What is the prostaglandin analogue we need to know?

A

misoprostol

49
Q

What is the MOA of misoprostol?

A

methyl analog of PGE1, mucosal protective and acid inhibitory. May stimulate mucus and bicarbonate secretion and enhance mucosal blood flow. Binds prostaglandin receptors on parietal cells reducing histamine stimulated cAMP production causing modest acid inhibition.

50
Q

What is the therapeutic use of misoprotol?

A
  1. Prevention of NSAID induced ulcers – decreases incidence but is not widely used due to adverse effect profile and need for multiple daily dosing (PPIs may be as effective and are better tolerated).
51
Q

What are the ADR’s of misoprostal?

A
  1. 10-20% experience diarrhea and cramping abdominal pain. Not well tolerated.
  2. Stimulates uterine contractions; thus, contraindicated in pregnancy or in those of child-bearing years without a negative pregnancy test.
52
Q

Sucralfate is a salt of sucrose complexed to sulfated aluminum hydroxide, and is used for stress-related mucosal injury. It is administered as a slurry through an NG tube.

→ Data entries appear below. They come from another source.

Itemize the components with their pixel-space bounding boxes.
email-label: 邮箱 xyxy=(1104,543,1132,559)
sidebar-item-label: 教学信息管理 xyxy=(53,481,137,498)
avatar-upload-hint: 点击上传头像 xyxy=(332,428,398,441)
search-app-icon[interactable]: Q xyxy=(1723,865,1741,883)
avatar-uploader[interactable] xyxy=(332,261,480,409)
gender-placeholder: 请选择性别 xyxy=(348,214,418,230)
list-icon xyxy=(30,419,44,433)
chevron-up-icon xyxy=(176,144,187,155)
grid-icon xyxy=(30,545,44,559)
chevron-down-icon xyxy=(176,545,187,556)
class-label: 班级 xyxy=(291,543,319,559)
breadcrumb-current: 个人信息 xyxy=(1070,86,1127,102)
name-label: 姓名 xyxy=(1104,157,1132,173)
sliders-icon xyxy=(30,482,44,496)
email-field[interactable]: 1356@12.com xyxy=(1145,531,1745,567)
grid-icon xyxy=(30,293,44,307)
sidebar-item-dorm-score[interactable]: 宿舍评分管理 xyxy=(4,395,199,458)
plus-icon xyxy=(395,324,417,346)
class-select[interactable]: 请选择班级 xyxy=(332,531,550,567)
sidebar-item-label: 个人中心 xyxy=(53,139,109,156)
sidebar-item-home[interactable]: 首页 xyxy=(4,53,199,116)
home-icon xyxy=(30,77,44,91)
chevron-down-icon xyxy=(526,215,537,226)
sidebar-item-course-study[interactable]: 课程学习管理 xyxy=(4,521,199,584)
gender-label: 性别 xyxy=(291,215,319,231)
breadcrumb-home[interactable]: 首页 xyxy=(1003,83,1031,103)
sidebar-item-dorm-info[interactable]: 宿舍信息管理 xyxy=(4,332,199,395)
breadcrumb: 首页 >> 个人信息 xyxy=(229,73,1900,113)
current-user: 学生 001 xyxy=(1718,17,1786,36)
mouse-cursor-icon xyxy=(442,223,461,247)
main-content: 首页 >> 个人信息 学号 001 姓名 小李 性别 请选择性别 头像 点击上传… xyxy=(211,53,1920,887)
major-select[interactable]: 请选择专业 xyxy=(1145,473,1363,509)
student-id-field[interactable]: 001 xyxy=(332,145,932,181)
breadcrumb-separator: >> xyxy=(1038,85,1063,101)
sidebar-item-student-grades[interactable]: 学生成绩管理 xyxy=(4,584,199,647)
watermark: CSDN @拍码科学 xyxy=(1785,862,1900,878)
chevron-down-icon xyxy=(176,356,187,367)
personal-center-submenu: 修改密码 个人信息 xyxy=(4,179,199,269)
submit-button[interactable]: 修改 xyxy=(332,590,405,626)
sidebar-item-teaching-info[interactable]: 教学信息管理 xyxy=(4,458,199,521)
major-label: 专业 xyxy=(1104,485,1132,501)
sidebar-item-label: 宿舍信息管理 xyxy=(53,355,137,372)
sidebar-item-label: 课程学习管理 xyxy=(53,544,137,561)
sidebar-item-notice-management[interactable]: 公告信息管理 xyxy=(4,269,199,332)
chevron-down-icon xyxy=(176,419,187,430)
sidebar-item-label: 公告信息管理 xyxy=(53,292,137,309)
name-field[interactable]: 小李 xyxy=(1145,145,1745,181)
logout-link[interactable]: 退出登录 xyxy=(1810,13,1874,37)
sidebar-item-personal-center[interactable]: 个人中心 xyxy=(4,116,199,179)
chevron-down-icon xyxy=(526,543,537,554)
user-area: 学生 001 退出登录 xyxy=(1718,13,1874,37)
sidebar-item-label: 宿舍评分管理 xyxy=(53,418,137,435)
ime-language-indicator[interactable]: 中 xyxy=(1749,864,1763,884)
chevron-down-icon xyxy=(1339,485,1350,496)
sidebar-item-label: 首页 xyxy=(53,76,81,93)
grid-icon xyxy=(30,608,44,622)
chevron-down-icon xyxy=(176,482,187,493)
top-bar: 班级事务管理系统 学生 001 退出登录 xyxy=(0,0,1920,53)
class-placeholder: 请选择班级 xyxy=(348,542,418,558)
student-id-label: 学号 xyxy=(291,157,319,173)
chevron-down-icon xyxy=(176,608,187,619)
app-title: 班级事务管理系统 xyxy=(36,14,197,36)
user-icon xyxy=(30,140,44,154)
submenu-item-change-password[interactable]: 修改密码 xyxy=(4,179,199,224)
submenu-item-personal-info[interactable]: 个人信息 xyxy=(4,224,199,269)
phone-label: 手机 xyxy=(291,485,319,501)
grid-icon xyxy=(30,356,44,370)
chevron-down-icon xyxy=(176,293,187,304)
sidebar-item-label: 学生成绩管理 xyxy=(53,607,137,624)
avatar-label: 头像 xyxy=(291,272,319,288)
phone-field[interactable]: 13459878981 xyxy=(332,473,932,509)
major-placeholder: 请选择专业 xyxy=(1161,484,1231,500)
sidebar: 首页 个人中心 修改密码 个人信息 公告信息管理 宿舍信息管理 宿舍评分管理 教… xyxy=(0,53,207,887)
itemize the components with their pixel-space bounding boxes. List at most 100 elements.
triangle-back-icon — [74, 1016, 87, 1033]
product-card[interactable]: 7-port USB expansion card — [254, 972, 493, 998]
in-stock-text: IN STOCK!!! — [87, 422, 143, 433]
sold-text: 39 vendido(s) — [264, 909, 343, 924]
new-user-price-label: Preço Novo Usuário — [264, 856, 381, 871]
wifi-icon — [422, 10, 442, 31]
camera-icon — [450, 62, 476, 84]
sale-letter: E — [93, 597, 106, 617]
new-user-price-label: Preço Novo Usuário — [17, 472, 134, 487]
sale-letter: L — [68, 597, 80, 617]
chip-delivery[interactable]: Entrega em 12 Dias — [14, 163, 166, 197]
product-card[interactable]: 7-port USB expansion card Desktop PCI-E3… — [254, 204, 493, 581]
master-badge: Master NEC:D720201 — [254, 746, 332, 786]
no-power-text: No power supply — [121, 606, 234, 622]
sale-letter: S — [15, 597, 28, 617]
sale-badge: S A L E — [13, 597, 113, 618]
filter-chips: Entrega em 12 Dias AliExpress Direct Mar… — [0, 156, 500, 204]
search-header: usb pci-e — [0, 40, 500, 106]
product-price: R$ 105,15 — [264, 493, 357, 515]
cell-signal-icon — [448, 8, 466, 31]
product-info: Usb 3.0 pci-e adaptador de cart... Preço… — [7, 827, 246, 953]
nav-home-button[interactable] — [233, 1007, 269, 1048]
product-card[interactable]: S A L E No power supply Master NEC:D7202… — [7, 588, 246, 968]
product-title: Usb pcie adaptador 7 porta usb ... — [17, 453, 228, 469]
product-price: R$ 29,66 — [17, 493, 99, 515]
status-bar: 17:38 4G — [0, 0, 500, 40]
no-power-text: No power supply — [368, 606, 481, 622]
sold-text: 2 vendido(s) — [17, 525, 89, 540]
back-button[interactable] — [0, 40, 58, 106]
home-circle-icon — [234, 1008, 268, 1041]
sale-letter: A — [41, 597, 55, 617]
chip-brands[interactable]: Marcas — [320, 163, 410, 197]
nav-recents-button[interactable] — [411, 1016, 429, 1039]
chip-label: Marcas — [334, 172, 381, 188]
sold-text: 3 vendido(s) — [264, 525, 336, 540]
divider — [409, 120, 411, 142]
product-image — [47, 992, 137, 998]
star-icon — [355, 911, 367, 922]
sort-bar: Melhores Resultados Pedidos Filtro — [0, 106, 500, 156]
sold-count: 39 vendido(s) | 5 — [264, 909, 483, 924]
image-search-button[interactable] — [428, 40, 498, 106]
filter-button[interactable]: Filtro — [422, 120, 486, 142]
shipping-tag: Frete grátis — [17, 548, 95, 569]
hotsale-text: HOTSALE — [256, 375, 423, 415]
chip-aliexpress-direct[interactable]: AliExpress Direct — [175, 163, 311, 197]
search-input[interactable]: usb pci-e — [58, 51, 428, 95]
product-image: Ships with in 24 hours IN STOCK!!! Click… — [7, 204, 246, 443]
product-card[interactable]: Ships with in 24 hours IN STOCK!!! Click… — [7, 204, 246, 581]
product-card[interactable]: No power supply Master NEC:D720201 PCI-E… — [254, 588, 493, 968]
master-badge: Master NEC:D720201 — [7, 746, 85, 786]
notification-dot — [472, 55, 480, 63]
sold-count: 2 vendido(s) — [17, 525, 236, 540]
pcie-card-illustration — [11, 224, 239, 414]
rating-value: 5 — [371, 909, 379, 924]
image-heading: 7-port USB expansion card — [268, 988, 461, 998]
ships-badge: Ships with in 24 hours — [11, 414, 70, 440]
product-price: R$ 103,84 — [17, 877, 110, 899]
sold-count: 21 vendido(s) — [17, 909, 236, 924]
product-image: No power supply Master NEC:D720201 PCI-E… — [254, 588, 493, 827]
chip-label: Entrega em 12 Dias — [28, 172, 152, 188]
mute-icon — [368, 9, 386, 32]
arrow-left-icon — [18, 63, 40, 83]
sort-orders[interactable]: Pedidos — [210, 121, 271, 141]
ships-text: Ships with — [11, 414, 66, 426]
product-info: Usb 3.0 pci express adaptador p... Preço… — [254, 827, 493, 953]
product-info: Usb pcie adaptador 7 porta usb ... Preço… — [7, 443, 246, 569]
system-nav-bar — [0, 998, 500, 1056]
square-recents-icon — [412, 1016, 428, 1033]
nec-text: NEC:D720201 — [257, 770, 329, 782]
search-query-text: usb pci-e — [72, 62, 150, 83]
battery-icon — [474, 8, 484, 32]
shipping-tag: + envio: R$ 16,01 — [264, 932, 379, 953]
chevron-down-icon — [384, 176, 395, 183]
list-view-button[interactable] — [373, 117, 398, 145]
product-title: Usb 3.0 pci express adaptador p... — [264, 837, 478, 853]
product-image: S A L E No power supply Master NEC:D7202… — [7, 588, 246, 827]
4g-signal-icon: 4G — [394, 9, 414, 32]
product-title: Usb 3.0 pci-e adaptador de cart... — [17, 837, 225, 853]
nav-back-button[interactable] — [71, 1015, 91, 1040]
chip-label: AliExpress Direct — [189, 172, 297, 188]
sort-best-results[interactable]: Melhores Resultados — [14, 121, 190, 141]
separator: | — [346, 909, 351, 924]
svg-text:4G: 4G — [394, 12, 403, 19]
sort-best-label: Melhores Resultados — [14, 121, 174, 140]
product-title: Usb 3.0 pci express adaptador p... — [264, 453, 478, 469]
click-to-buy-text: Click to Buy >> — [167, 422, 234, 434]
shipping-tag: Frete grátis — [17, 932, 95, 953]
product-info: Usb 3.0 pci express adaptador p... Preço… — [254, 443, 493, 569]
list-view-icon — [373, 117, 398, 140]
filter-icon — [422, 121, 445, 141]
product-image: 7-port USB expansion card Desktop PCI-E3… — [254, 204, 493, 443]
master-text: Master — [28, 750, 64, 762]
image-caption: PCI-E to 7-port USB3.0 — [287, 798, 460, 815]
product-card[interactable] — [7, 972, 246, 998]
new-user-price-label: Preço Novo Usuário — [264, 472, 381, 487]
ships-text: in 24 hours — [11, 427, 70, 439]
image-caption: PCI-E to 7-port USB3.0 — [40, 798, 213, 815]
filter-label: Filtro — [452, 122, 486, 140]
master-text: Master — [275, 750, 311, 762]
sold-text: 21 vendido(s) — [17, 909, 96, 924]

What is the MOA of this drug?

A
  1. precise mechanism unknown; negatively charged sucrose sulfate binds positively charged proteins at base of erosions forming a physical barrier that restricts further damage; also stimulates mucosal prostaglandin and bicarbonate secretion.
53
Q

What are the ADRs of sucralfate?

A

not absorbed = virtually no systemic side effects (avoid prolonged use in renal failure/ insufficiency due to small amount aluminum absorption). 2% experience constipation (due to aluminum salt).

54
Q

When should you test for H. pylori?

A
  1. Active PUD (regardless of NSAID use status, those with active PUD should be tested and treated for H. pylori if infection found).
  2. Past history of documented peptic ulcer (without treatment for H. pylori).
  3. Gastric mucosa associated lymphoid tissue (MALT) lymphoma.
  4. “Test-and-treat” strategy for patients with uninvestigated dyspepsia, < 55 years old, and have no alarm features (bleeding, anemia, early satiety, unexplained weight loss, progressive dysphagia).
55
Q

What are the most effective drug regimens to heal ulcers and kill H. pylori?

A
  1. most effective regimens are combinations of two or three antibiotics + PPI.